One of the few bits of dialogue we’ve got from the trailers for the 60th anniversary specials is the Doctor saying “I don’t know who I am anymore”. Now of course, that could refer to any one of a million different things, including, it being the Doctor or actual amnesia. But you wouldn’t be crazy for thinking it refers to the Timeless Child twist.

Maybe the Doctor has ideas about where the Timeless Child actually came from, and who their people were. Maybe he has some brilliant ideas about what those hidden incarnations of the Doctor got up to before Hartnell. Maybe he even knows why the TARDIS was a police box long before it turned up in Totter’s Lane Scrapyard in “The Timeless Child”.
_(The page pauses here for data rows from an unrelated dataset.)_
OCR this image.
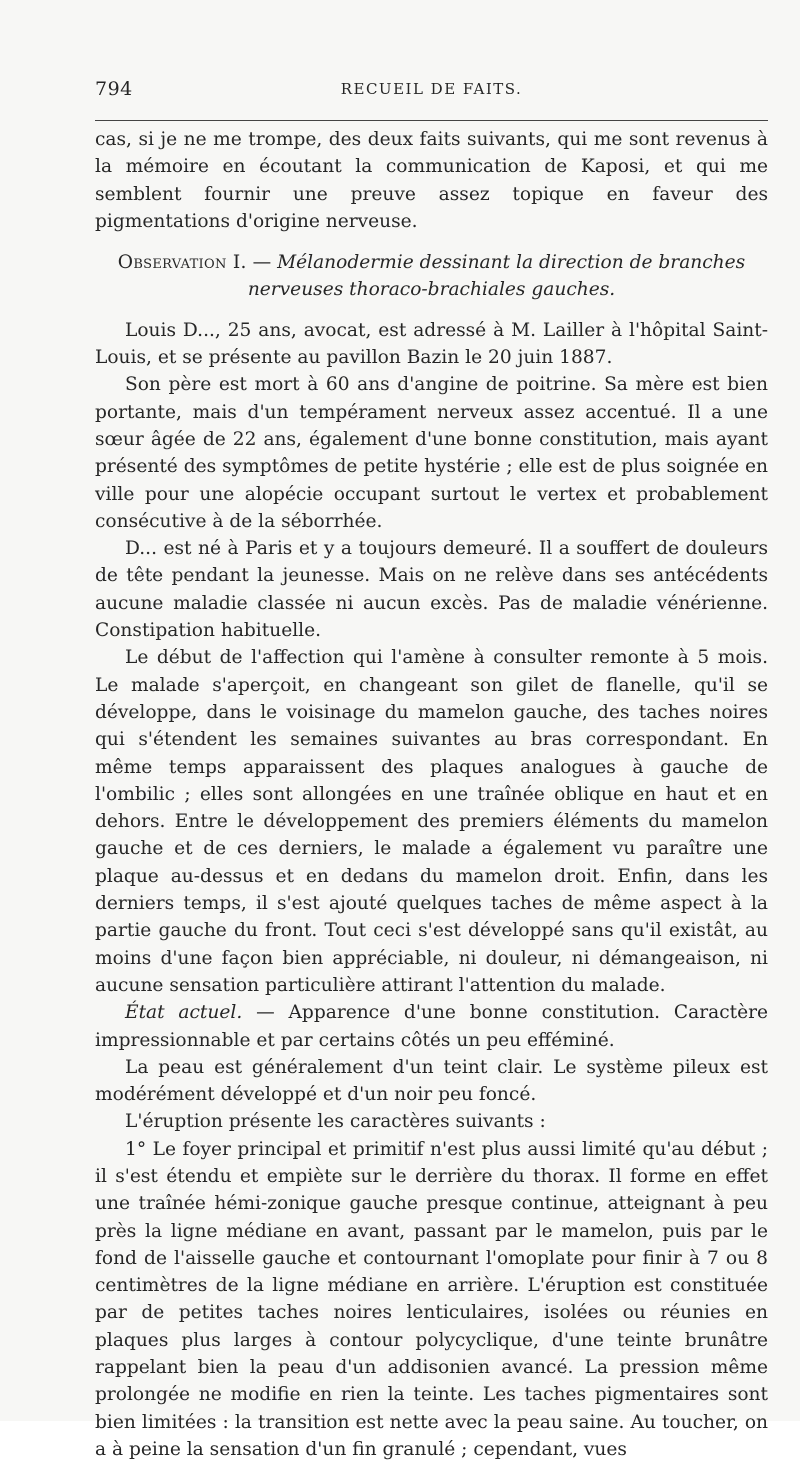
794	RECUEIL DE FAITS.

cas, si je ne me trompe, des deux faits suivants, qui me sont revenus à la mémoire en écoutant la communication de Kaposi, et qui me semblent fournir une preuve assez topique en faveur des pigmentations d'origine nerveuse.

Observation I. — Mélanodermie dessinant la direction de branches nerveuses thoraco-brachiales gauches.

Louis D..., 25 ans, avocat, est adressé à M. Lailler à l'hôpital Saint-Louis, et se présente au pavillon Bazin le 20 juin 1887.

Son père est mort à 60 ans d'angine de poitrine. Sa mère est bien portante, mais d'un tempérament nerveux assez accentué. Il a une sœur âgée de 22 ans, également d'une bonne constitution, mais ayant présenté des symptômes de petite hystérie ; elle est de plus soignée en ville pour une alopécie occupant surtout le vertex et probablement consécutive à de la séborrhée.

D... est né à Paris et y a toujours demeuré. Il a souffert de douleurs de tête pendant la jeunesse. Mais on ne relève dans ses antécédents aucune maladie classée ni aucun excès. Pas de maladie vénérienne. Constipation habituelle.

Le début de l'affection qui l'amène à consulter remonte à 5 mois. Le malade s'aperçoit, en changeant son gilet de flanelle, qu'il se développe, dans le voisinage du mamelon gauche, des taches noires qui s'étendent les semaines suivantes au bras correspondant. En même temps apparaissent des plaques analogues à gauche de l'ombilic ; elles sont allongées en une traînée oblique en haut et en dehors. Entre le développement des premiers éléments du mamelon gauche et de ces derniers, le malade a également vu paraître une plaque au-dessus et en dedans du mamelon droit. Enfin, dans les derniers temps, il s'est ajouté quelques taches de même aspect à la partie gauche du front. Tout ceci s'est développé sans qu'il existât, au moins d'une façon bien appréciable, ni douleur, ni démangeaison, ni aucune sensation particulière attirant l'attention du malade.

État actuel. — Apparence d'une bonne constitution. Caractère impressionnable et par certains côtés un peu efféminé.

La peau est généralement d'un teint clair. Le système pileux est modérément développé et d'un noir peu foncé.

L'éruption présente les caractères suivants :

1° Le foyer principal et primitif n'est plus aussi limité qu'au début ; il s'est étendu et empiète sur le derrière du thorax. Il forme en effet une traînée hémi-zonique gauche presque continue, atteignant à peu près la ligne médiane en avant, passant par le mamelon, puis par le fond de l'aisselle gauche et contournant l'omoplate pour finir à 7 ou 8 centimètres de la ligne médiane en arrière. L'éruption est constituée par de petites taches noires lenticulaires, isolées ou réunies en plaques plus larges à contour polycyclique, d'une teinte brunâtre rappelant bien la peau d'un addisonien avancé. La pression même prolongée ne modifie en rien la teinte. Les taches pigmentaires sont bien limitées : la transition est nette avec la peau saine. Au toucher, on a à peine la sensation d'un fin granulé ; cependant, vues
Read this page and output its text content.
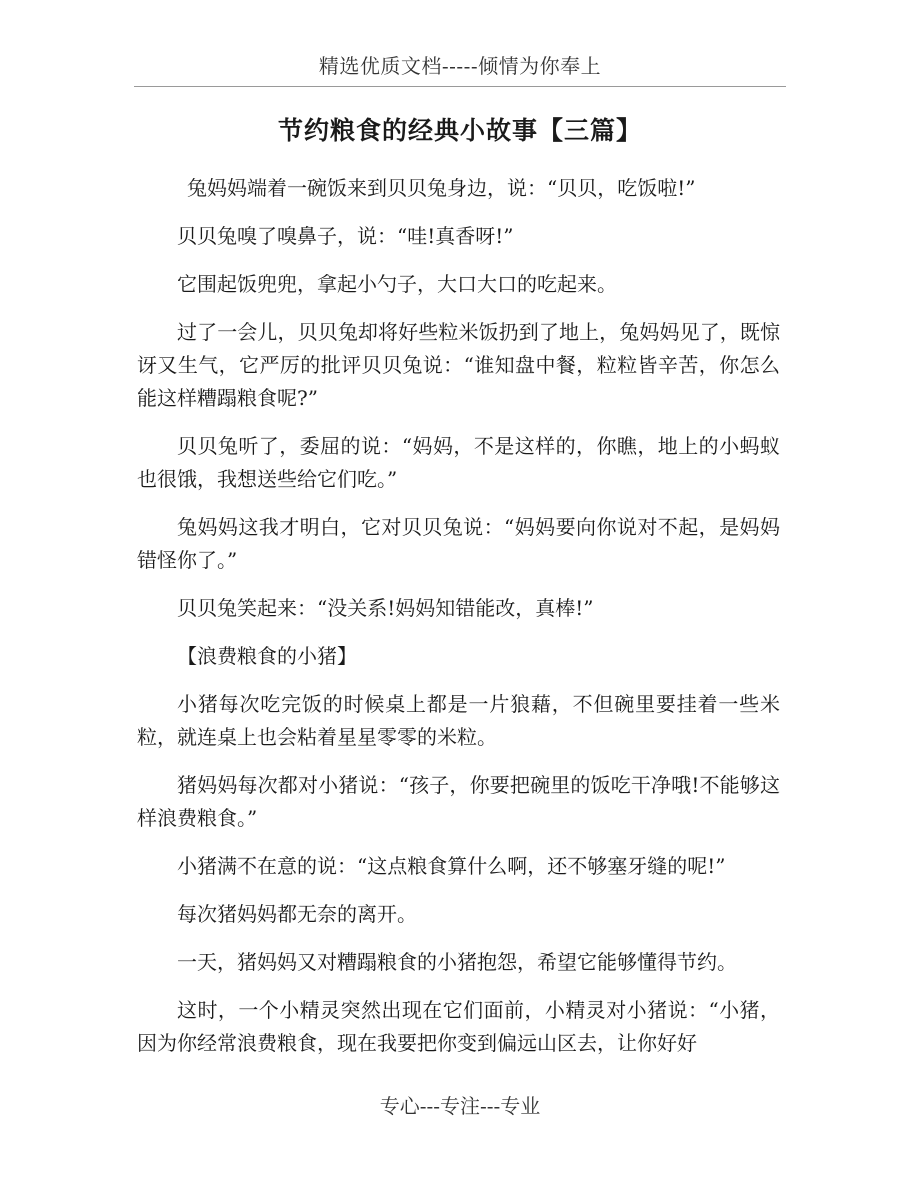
精选优质文档-----倾情为你奉上
节约粮食的经典小故事【三篇】

兔妈妈端着一碗饭来到贝贝兔身边，说：“贝贝，吃饭啦!”

贝贝兔嗅了嗅鼻子，说：“哇!真香呀!”

它围起饭兜兜，拿起小勺子，大口大口的吃起来。

过了一会儿，贝贝兔却将好些粒米饭扔到了地上，兔妈妈见了，既惊讶又生气，它严厉的批评贝贝兔说：“谁知盘中餐，粒粒皆辛苦，你怎么能这样糟蹋粮食呢?”

贝贝兔听了，委屈的说：“妈妈，不是这样的，你瞧，地上的小蚂蚁也很饿，我想送些给它们吃。”

兔妈妈这我才明白，它对贝贝兔说：“妈妈要向你说对不起，是妈妈错怪你了。”

贝贝兔笑起来：“没关系!妈妈知错能改，真棒!”

【浪费粮食的小猪】

小猪每次吃完饭的时候桌上都是一片狼藉，不但碗里要挂着一些米粒，就连桌上也会粘着星星零零的米粒。

猪妈妈每次都对小猪说：“孩子，你要把碗里的饭吃干净哦!不能够这样浪费粮食。”

小猪满不在意的说：“这点粮食算什么啊，还不够塞牙缝的呢!”

每次猪妈妈都无奈的离开。

一天，猪妈妈又对糟蹋粮食的小猪抱怨，希望它能够懂得节约。

这时，一个小精灵突然出现在它们面前，小精灵对小猪说：“小猪，因为你经常浪费粮食，现在我要把你变到偏远山区去，让你好好

专心---专注---专业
It certainly seems unlike the Davies we have known before, who wanted a Doctor who was always moving forward, and who kept his fannish speculations to himself while making sure the series skipped continuity questions in favour of what is happening right now. But Davies has been gone a long time during which he’s evolved and grown as a storyteller, and also is no longer trying to make the argument that Doctor Who can be mainstream and successful when so many shows (Loki, Timeless, Legends of Tomorrow) have not just tried to mimic Doctor Who but mimic his version of Doctor Who.

So, what should he do? Personally, I’m the worst sort of fan. Despite everything I know about Doctor Who in particular and storytelling in general, I still cling to the fantasy that the show is one long story where all the pieces fit together in a way that sort of makes sense if you squint – it is one long game of consequences.

And part of that is that anything that happens stays happened (apart from the half-human bit because we all agree that’s rubbish). So, like or loathe the Timeless Child, it’s not Russell T Davies’s job to “fix” that plot element, only to push on forward with the story to tell us what happens next.

Doctor Who returns to BBC One, BBC iPlayer and Disney+ in November.